KG Berlin v. 25.02.1998: Zu den Anforderungen an eine Geschwindigkeitsfeststellung durch Tachovergleich - Nachfahren


Das Kammergericht Berlin (Beschluss vom 25.02.1998 - 2 Ss 353/97) hat entschieden:
Bei einer von dem Tachometer des Polizeifahrzeugs abgelesen Höchstgeschwindigkeit von 120 km/h verlangt die Rechtsprechung grundsätzlich einen Höchstabstand zwischen dem Polizeifahrzeug und dem verfolgten Fahrzeug von 100 Metern und eine Mindestmessstrecke von 500 Metern. Feste Messpunkte sind bei dieser Messmethode nicht erforderlich. Für etwaige Messungenauigkeiten, auch im Hinblick auf die Abstandsschätzung, sowie für die fehlende Eichung des Tachometers des Polizeifahrzeugs genügt der hier berücksichtigte Toleranzwert von 20%.


Siehe auch Geschwindigkeitsmessung durch Nachfahren oder Vorausfahren


Gründe:

Das Amtsgericht hat den Betroffenen wegen vorsätzlicher Zuwiderhandlung gegen §§ 41 Abs. 2 Nr. 7 (Zeichen 274), 49 Abs. 3 Nr. 4 StVO nach § 24 StVG zu einer Geldbuße von 650,00 DM verurteilt und gegen ihn ein zweimonatiges Fahrverbot angeordnet.

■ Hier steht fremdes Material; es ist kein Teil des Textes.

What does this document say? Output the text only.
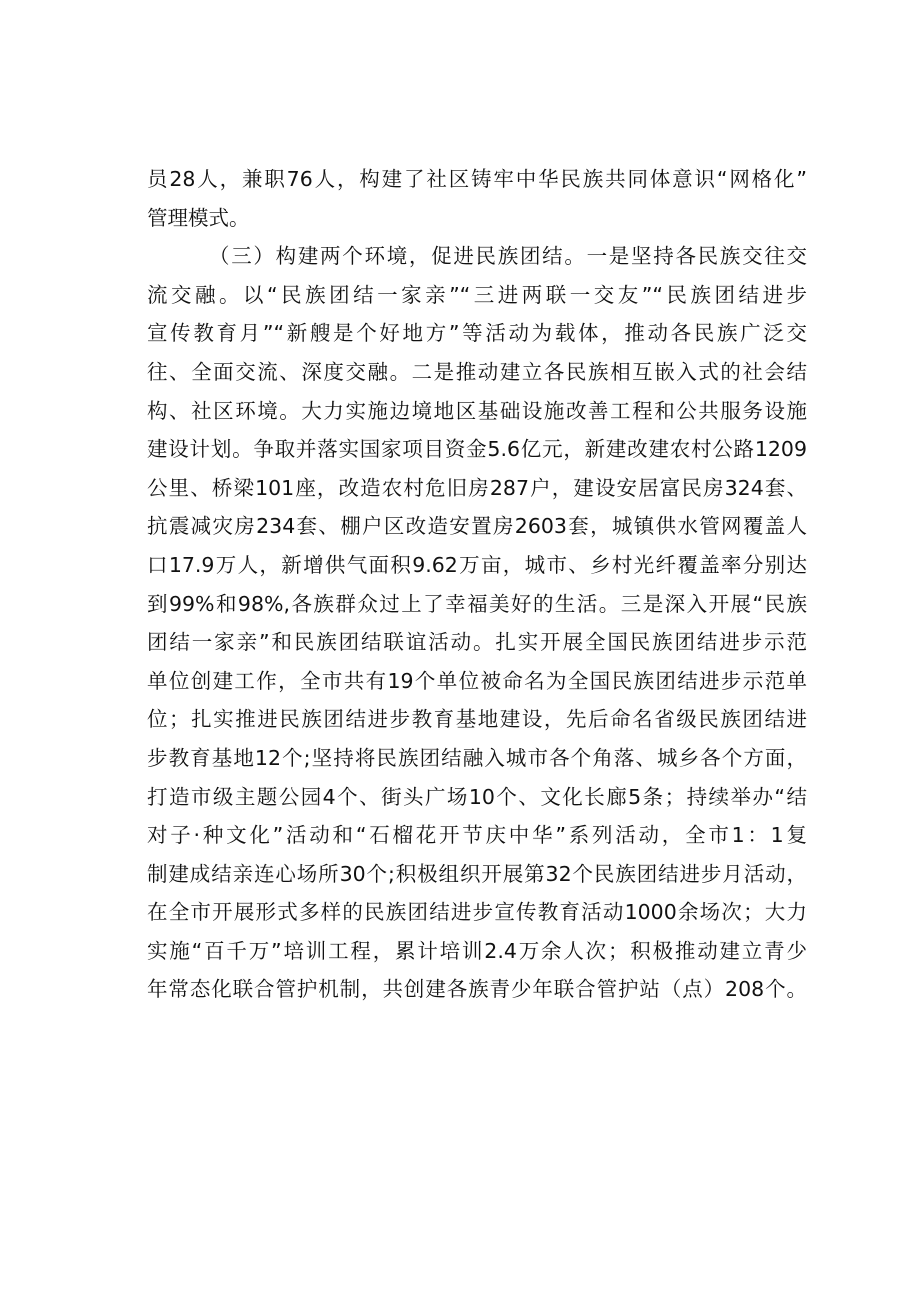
员28人，兼职76人，构建了社区铸牢中华民族共同体意识“网格化”
管理模式。
（三）构建两个环境，促进民族团结。一是坚持各民族交往交
流交融。以“民族团结一家亲”“三进两联一交友”“民族团结进步
宣传教育月”“新艘是个好地方”等活动为载体，推动各民族广泛交
往、全面交流、深度交融。二是推动建立各民族相互嵌入式的社会结
构、社区环境。大力实施边境地区基础设施改善工程和公共服务设施
建设计划。争取并落实国家项目资金5.6亿元，新建改建农村公路1209
公里、桥梁101座，改造农村危旧房287户，建设安居富民房324套、
抗震减灾房234套、棚户区改造安置房2603套，城镇供水管网覆盖人
口17.9万人，新增供气面积9.62万亩，城市、乡村光纤覆盖率分别达
到99%和98%,各族群众过上了幸福美好的生活。三是深入开展“民族
团结一家亲”和民族团结联谊活动。扎实开展全国民族团结进步示范
单位创建工作，全市共有19个单位被命名为全国民族团结进步示范单
位；扎实推进民族团结进步教育基地建设，先后命名省级民族团结进
步教育基地12个;坚持将民族团结融入城市各个角落、城乡各个方面，
打造市级主题公园4个、街头广场10个、文化长廊5条；持续举办“结
对子·种文化”活动和“石榴花开节庆中华”系列活动，全市1：1复
制建成结亲连心场所30个;积极组织开展第32个民族团结进步月活动，
在全市开展形式多样的民族团结进步宣传教育活动1000余场次；大力
实施“百千万”培训工程，累计培训2.4万余人次；积极推动建立青少
年常态化联合管护机制，共创建各族青少年联合管护站（点）208个。
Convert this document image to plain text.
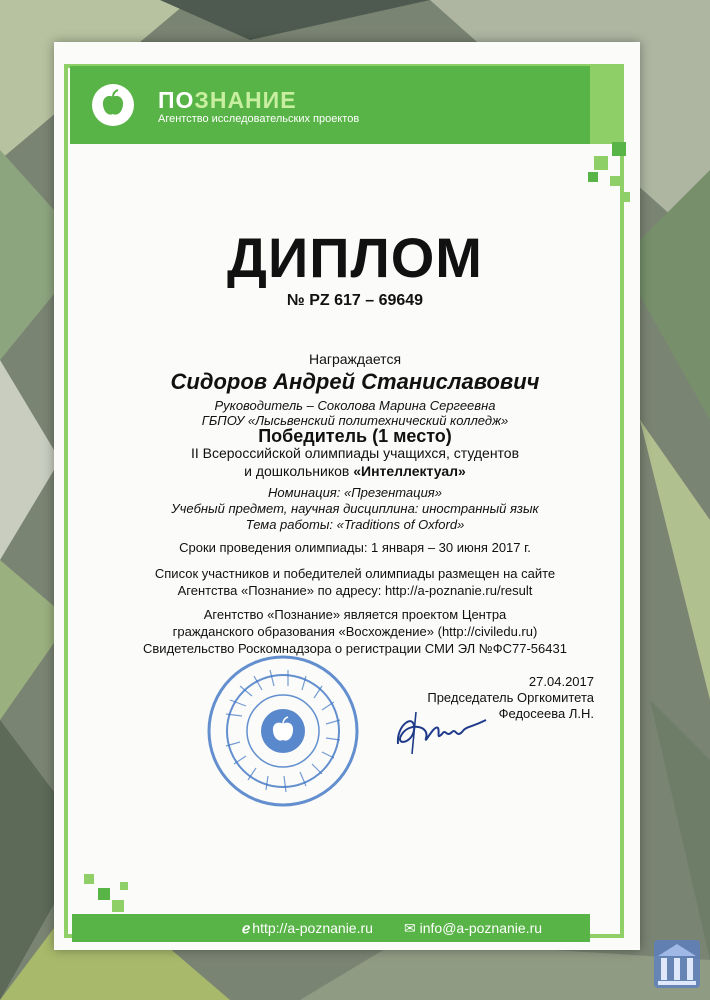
ПОЗНАНИЕ
Агентство исследовательских проектов
ДИПЛОМ
№ PZ 617 – 69649
Награждается
Сидоров Андрей Станиславович
Руководитель – Соколова Марина Сергеевна
ГБПОУ «Лысьвенский политехнический колледж»
Победитель (1 место)
II Всероссийской олимпиады учащихся, студентов
и дошкольников «Интеллектуал»
Номинация: «Презентация»
Учебный предмет, научная дисциплина: иностранный язык
Тема работы: «Traditions of Oxford»
Сроки проведения олимпиады: 1 января – 30 июня 2017 г.
Список участников и победителей олимпиады размещен на сайте
Агентства «Познание» по адресу: http://a-poznanie.ru/result
Агентство «Познание» является проектом Центра
гражданского образования «Восхождение» (http://civiledu.ru)
Свидетельство Роскомнадзора о регистрации СМИ ЭЛ №ФС77-56431
27.04.2017
Председатель Оргкомитета
Федосеева Л.Н.
ℯ http://a-poznanie.ru ✉ info@a-poznanie.ru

Die Rechtsbeschwerde des Betroffenen, mit der er die Verletzung sachlichen Rechts rügt, ist gemäß § 79 Abs. 1 Satz 1 Nr. 1 und 2 OWiG zulässig; sie hat jedoch keinen Erfolg.

1. Die Urteilsfeststellungen tragen den Schuldspruch, die zulässige Höchstgeschwindigkeit auf einer Strecke von etwa einem Kilometer vorsätzlich um 46 km/h und sie auf etwa 600 Metern dieser Strecke fahrlässig um weitere 20 km/h überschritten zu haben.

Die Urteilsgründe weisen aus, dass sich das Amtsgericht an die in der obergerichtliche Rechtsprechung für die Geschwindigkeitsmessung durch Nachfahren mit Tachometervergleich entwickelten Grundsätze gehalten hat. Bei der von dem Tachometer des Polizeifahrzeugs abgelesen Höchstgeschwindigkeit von 120 km/h verlangt die Rechtsprechung grundsätzlich einen Höchstabstand zwischen dem Polizeifahrzeug und dem verfolgten Fahrzeug von 100 Metern und eine Mindestmessstrecke von 500 Metern (OLG Düsseldorf VRS 74, 289, 290; OLG Köln VRS 70, 38, 39; OLG Braunschweig DAR 1989, 110; Senatsbeschluss vom 3. Februar 1997 - 3 Ws (B) 643/96 -). Diese Richtwerte hat der Tatrichter hier beachtet. Für die gemessene Geschwindigkeit von 120 km/h waren die Messstrecke von etwa einem Kilometer genügend lang und der Abstand von 50 bis 70 Metern günstig. Feste Messpunkte sind bei dieser Messmethode nicht erforderlich. Für etwaige Messungenauigkeiten, auch im Hinblick auf die Abstandsschätzung, sowie für die fehlende Eichung des Tachometers des Polizeifahrzeugs genügt der hier berücksichtigte Toleranzwert von 20%.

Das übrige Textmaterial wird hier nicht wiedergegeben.